Just a few weeks before the Brownsville, Texas, meeting, another publicly-owned utility, the Imperial Irrigation District (IID), had a very different board meeting.
IID, which provides water and electricity for the Imperial Valley in the deserts of far southeastern California, is in financial circumstances that the president of the board, Norma Sierra Galindo, described as "dire."
"I want to ask the community to please understand that we are going to be under a tremendous amount of financial duress, primarily because we are not collecting on all of our power bills," Galindo said during the meeting.
"COVID-19 hasn't been kind to anyone, and certainly not to those areas suffering economically (like ours) before the pandemic."
Robert Schettler
Spokesperson, Imperial Irrigation District
Even utilities in areas where the local economy is heavily tied to industries most affected by the pandemic, such as tourism, are not necessarily expecting to lose significant revenue.
For example, the Kissimmee Utility Authority (KUA), which serves the city of Kissimmee, right next to Disney World, has "observed a decrease in electricity use per customer in certain commercial classes. However, KUA anticipates meeting budgeted electric sales for the fiscal year," KUA spokesperson Chris Gent told Utility Dive.
While electricity use from general service commercial customers and use from large commercial customers were down 10.5% and 3.2%, respectively, in April and May compared to the same period in 2019, KUA saw residential usage go up 12.5% in those months relative to last year.
Business as usual for some, not for others
KUA's experience is not necessarily typical. Public power utilities may lose $5 billion in revenues in 2020, APPA said in a letter sent to the House Energy and Commerce Committee June 16.
An overall reduction in electricity sold to customers is one of the drivers behind that estimate — APPA's May survey of its members found an increase in residential electric load by about 3%, but those gains were offset by a 10% decline in commercial and industrial load, leading to an overall drop on average, APPA reported.
IID is currently facing a $9.7 million negative cash flow, which its financial statements attribute to higher delinquencies from customer non-payments. Its operating income in 2019 was $24.7 million for energy and $40.6 million in total.
The steps the district's board is considering to try to stop the losses include deferring or canceling $6.5 million in capital expenditures, such as distribution line upgrades and transformer replacements, and shifting $1.7 million of that amount to operations and maintenance.
The population of Imperial County, which has the highest rates of COVID-19 in California, is particularly susceptible to economic shocks that can make it difficult for households to pay their utility bills. Imperial County has one of the lowest median incomes of any county in the state.
"COVID-19 hasn't been kind to anyone, and certainly not to those areas suffering economically (like ours) before the pandemic," IID spokesperson Robert Schettler told Utility Dive.
The district is focused on maintaining its low rates and is not considering any rate hikes at this time, Schettler said.
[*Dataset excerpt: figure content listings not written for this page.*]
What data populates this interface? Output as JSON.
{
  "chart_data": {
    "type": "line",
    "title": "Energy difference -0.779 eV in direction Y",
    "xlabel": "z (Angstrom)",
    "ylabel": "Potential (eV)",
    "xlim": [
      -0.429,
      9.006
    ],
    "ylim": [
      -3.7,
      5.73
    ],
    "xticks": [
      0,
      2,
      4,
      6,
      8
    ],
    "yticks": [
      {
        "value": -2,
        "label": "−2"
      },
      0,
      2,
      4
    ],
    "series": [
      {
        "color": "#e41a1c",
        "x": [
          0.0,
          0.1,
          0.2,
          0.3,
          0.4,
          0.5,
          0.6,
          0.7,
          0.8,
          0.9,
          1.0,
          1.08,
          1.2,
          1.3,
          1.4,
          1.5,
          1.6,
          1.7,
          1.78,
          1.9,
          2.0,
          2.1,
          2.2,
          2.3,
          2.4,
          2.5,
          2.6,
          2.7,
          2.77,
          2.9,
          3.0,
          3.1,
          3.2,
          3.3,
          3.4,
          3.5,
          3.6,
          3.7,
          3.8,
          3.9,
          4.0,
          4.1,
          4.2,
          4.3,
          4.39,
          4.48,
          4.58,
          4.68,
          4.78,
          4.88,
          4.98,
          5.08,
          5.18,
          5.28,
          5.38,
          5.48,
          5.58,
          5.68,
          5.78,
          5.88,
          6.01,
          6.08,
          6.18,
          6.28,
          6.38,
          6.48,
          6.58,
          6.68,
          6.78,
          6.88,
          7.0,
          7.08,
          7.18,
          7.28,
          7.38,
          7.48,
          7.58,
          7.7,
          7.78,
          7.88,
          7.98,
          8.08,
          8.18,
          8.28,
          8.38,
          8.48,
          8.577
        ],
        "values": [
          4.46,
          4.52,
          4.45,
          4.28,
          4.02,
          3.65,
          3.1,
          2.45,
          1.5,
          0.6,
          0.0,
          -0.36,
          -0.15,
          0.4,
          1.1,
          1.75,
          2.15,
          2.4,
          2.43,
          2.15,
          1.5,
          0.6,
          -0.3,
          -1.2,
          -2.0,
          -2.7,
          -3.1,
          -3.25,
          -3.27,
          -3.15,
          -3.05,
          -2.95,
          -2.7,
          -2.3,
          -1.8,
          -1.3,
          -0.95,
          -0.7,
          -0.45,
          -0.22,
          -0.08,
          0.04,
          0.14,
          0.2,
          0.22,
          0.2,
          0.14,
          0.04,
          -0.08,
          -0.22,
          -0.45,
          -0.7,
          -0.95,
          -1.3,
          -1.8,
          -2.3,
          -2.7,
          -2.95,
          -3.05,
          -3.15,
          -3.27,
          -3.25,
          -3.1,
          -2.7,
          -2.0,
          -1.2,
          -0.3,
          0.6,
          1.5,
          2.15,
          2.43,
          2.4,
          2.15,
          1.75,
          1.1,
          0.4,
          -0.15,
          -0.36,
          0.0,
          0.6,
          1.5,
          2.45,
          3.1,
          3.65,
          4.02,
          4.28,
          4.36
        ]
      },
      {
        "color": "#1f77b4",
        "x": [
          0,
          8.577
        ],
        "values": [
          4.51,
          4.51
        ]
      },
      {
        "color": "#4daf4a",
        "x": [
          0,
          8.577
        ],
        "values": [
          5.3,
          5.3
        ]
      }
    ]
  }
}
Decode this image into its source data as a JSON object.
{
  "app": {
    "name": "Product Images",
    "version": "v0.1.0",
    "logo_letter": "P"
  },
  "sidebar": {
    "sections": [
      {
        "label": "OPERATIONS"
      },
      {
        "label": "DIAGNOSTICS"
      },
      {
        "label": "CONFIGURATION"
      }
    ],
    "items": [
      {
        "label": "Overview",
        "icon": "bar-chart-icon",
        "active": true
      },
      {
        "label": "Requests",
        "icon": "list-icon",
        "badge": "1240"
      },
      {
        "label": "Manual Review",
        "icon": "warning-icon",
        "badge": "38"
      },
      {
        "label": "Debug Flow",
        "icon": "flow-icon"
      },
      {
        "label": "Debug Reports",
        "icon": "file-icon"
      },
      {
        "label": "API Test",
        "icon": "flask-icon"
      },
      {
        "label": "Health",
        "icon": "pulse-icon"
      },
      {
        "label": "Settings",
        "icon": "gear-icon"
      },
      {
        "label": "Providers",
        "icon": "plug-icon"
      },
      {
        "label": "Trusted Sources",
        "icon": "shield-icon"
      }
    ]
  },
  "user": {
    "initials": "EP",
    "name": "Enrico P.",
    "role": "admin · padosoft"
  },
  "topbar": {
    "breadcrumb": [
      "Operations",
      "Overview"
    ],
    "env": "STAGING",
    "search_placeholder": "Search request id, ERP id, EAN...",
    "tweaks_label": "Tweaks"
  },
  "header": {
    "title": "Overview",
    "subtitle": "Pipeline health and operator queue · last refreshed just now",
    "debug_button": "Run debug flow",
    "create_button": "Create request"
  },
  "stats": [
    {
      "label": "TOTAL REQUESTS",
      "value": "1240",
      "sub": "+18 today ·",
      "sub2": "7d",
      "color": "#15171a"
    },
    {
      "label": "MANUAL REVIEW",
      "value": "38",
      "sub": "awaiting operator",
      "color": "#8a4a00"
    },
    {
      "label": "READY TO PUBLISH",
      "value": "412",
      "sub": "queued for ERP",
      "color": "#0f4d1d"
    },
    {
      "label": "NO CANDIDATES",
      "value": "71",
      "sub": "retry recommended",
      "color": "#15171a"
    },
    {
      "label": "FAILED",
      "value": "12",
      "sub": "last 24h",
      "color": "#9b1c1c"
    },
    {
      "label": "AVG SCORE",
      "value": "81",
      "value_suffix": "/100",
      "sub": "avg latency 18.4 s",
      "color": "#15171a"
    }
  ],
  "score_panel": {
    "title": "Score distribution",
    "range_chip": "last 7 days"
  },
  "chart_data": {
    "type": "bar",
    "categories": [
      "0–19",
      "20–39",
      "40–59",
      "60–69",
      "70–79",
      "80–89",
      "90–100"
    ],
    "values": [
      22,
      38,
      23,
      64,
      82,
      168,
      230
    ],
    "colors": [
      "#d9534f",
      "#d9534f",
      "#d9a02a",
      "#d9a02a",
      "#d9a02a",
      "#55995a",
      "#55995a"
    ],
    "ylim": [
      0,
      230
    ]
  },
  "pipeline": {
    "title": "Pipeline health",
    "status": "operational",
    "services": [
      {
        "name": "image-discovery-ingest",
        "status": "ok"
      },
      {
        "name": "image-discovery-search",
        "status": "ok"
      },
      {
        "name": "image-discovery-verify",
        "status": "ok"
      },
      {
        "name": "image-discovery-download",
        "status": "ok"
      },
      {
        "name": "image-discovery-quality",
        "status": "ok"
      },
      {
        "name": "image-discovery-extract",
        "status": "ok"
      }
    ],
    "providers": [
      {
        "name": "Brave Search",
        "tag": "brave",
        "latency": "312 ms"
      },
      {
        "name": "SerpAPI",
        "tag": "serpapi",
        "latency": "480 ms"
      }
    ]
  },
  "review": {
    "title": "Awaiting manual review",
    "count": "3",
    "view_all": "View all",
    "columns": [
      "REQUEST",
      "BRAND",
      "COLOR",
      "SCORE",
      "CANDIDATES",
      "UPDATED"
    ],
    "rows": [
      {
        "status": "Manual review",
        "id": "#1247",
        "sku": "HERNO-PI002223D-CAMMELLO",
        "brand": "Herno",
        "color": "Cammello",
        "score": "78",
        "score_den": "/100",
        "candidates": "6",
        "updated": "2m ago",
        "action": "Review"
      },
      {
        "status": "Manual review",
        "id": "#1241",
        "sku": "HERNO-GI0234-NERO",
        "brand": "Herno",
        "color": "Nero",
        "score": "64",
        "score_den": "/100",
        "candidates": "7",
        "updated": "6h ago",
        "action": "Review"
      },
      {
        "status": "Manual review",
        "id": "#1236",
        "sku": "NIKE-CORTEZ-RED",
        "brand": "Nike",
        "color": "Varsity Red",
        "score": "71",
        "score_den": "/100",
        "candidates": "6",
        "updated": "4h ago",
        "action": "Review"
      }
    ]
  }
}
But he noted that the situation facing IID could quickly change. The region has had a relatively mild spring, and the height of summer — when temperatures in the Imperial Valley can hit 115 degrees Fahrenheit — is on its way, leading to worries that customers will not be able to afford bills when they start soaring due to air conditioning use.
The "uncertainty of not knowing" remains one of the biggest concerns for public power utilities through the rest of 2020, according to Waterhouse. Even those that have hit their budgeted numbers so far, "will they see the impact two or three months down the line as people go without paychecks?"